Do you ask clients for deposits? And if so, how much do you ask for? What’s your payment schedule look like for when you get paid any remaining fees?
It varies artist to artist, but most of the Allies do take some kind of deposit.
The amount of the deposit varies. Sometimes it’s just a small commitment (like $100) and other times it’s 50%. The amounts or percentages aren’t set in stone, though, and may also depend on the specific client and if the artist either already knows them pretty well or has worked with them before. In those cases there tends to be more wiggle room.
In general, the artists tended to fall in one of three camps:
- Those who get about 50% upfront.
- Those who get a small amount to cover fees and/or get some kind of commitment from the client.
- Those who don’t get a deposit at all. (the least common by far)
Those who ask for around 50% upfront:
I usually ask for at least half down in contracts unless it’s someone I’ve already worked with several times and there’s that relationship built.
I don’t do anything until I get a 50% deposit. I don’t do any design work, nothing. Basically I bid the job and if they’re on board, I send them an invoice for 50%. Then once I get the deposit I start the design phase and use that to order materials, travel expenses, whatever the case is.
The remaining 50% is due on completion. Typically the day I’m done is the day I should get paid and most clients are cool with that, but some it takes days to a week for their accounting department and that’s fine. Most of those companies are trustworthy.
For me, the design is big. A lot of artists I feel are doing design work before they have the job and I will not do that. I’m not gonna give you mockups, pencil sketches, anything until we’re on the same page. Do you want me to do the job? If so, at that point we can design for months, I don’t care. I’m not going to limit revisions or anything, I’ll make it so you’re happy with it.
But I think a lot of these graphic design sites, where they basically farm out a bunch of designs for free and buyers pick the one they want, I’m never going to give in to that. And for that same reason, I don’t do a lot of requests for bids and RFPs because I’m not going to give you a design and have you pick my design and hire someone else to do it who came in cheaper, right?
You either want me or you don’t. If you want me, great. If you don’t, you want me to compete with other artists, I’m out automatically. So that’s another client I would weed out. If they ask me for a design upfront, no.
I’ll try to get half up front and then half on completion. I’ll send them an invoice and that always goes through Esoteric Art, so I have the business name on there.
I use QuickBooks and my wife helps me a lot actually. She’s my unofficial bookkeeper . . . and helps me with the invoicing part and QuickBooks. She makes sure all the money goes through there.
I’ll have the client pay a 50% deposit and once they do I leave a message with the payment that says “Deposit for Zebra painting” or something like that. And once they receive their painting then the other 50% is due.
Whenever I’m trying to figure out everything I have to paint I’ll go through my Venmo or Zelle account and just keep records of who paid and who hasn’t paid and what I have to finish.
Those who get a smaller amount:
For paintings I just take a deposit to cover my materials and then they’ll pay the rest when it’s done. And that’s with people I don’t know. If I know them, the terms are a little more flexible.
We usually ask for a deposit of some sort that goes towards the design fee and materials and whatever is out of pocket. And then we usually just get paid once we’re done.[It’s not 50%], it’s usually just some kind of commitment. It depends on the project, but we’ve never had a problem as far as payments are concerned so far.
In the very beginning I didn’t charge any deposits — I had a lot of trust in people. But then I got that one person who burned me, so I started with a $50 deposit on my pet portrait commissions. That just covered my cost and initial time if, for whatever reason, they decided they didn’t want it at the end.
For my murals I have a $100 deposit that covers me going to the space, taking the pictures, drawing up the concept and the design and presenting that to them. If they don’t want to go with me, then I’m covered for my time. But if they do, then that $100 deposit goes towards the end cost of the mural. I don’t really know how I came up with that, it just kind of fits how much time I’m spending on the project.
Bree: We take a [hundred bucks for the] down payment now before we even start sketching.
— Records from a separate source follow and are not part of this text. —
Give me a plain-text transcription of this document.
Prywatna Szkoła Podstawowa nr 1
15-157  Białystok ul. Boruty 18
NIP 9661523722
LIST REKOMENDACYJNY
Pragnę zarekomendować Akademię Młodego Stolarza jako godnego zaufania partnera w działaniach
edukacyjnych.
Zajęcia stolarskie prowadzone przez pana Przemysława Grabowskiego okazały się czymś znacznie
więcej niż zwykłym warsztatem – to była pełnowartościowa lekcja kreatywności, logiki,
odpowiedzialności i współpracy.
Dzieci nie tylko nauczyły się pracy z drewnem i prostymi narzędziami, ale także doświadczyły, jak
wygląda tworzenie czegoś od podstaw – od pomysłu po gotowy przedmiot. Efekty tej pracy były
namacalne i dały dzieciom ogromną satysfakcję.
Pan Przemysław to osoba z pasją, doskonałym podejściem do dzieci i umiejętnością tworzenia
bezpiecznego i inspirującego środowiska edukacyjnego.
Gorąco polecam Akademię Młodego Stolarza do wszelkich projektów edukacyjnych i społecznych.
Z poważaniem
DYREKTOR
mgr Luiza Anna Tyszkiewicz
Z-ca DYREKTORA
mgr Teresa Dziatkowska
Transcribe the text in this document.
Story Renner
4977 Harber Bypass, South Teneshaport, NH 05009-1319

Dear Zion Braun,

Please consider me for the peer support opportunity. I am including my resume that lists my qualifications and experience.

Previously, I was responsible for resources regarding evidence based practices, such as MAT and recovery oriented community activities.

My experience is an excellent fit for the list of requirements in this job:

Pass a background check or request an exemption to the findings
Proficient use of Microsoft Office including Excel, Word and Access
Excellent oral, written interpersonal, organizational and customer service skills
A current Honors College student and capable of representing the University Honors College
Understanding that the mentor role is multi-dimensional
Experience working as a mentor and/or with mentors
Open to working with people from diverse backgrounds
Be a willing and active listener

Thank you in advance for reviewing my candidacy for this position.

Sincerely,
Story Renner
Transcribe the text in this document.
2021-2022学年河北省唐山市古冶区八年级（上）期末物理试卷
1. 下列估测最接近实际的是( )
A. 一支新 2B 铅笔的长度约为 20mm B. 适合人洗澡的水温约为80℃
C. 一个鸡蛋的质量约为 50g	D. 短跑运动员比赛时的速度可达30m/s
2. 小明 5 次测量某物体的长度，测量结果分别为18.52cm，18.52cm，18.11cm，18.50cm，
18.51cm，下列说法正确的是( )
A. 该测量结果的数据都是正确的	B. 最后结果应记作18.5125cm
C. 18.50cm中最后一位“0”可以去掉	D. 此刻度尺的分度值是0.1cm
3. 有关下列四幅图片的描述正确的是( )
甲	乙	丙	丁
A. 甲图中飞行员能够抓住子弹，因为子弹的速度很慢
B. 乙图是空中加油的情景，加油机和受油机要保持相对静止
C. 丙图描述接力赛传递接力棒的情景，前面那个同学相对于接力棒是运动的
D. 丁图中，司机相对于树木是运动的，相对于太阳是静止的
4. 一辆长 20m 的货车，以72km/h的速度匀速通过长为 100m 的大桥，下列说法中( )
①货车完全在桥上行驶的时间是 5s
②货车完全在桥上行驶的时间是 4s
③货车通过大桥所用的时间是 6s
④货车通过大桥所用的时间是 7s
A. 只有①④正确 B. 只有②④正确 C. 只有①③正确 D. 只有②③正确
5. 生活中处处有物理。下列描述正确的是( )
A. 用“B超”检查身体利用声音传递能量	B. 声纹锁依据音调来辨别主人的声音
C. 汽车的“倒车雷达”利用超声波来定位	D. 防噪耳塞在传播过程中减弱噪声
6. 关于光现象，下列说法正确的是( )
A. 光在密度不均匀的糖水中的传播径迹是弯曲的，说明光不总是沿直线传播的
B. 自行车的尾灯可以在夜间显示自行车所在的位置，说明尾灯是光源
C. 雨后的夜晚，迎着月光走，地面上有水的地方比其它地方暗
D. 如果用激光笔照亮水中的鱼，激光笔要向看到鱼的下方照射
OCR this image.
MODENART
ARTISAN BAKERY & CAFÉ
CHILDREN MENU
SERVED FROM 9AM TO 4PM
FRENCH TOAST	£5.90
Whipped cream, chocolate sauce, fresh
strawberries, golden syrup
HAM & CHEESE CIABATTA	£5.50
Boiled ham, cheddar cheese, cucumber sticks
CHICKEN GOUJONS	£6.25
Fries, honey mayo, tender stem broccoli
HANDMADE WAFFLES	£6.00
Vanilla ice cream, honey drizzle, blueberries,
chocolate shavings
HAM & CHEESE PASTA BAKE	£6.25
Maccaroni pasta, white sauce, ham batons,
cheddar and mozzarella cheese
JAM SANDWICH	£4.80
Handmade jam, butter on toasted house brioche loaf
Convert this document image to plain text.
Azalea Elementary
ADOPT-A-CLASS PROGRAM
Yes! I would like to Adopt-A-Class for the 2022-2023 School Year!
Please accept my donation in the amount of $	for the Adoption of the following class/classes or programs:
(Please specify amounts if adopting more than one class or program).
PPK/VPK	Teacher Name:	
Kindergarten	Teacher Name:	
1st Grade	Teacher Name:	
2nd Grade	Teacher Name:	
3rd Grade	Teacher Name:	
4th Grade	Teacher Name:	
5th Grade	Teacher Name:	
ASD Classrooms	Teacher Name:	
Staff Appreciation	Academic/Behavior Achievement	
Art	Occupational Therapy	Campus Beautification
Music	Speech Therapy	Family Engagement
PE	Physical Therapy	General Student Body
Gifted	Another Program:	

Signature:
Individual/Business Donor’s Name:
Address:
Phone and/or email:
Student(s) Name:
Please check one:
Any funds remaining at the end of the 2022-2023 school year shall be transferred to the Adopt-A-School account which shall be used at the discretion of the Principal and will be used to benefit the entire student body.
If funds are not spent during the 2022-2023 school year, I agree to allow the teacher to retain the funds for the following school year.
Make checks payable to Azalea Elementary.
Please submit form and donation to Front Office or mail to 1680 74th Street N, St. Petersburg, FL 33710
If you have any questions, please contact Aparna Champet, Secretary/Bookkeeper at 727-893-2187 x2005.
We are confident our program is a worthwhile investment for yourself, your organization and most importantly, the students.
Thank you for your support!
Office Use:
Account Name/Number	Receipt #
Nate: Unless it’s a really large piece that requires a lot of computer time and designing. If we’re designing something like a logo we’ll take a larger deposit just to make sure they’re serious because we spend a lot of time doing designs and sometimes they kinda just disappear or stop responding.
B: We learned that lesson. Not quick enough, but thank goodness we learned it. It saved a lot of time.
And just general emailing – back and forth. The deposit makes them invested.
N: [They pay the rest when] they pick it up.
The way I do commissions is I do not take any money upfront. I do not want that person to feel like they’re committed to buying anything even when I’m done. It’s going to sell somewhere, but I do not want them to have the art if they’re not stoked on it.
Somebody else can say this is a bad business model and probably without 20 years of graphic design I wouldn’t have that as my business model. But I just do not want people to feel like they’re stuck with it or it didn’t turn out the way they wanted.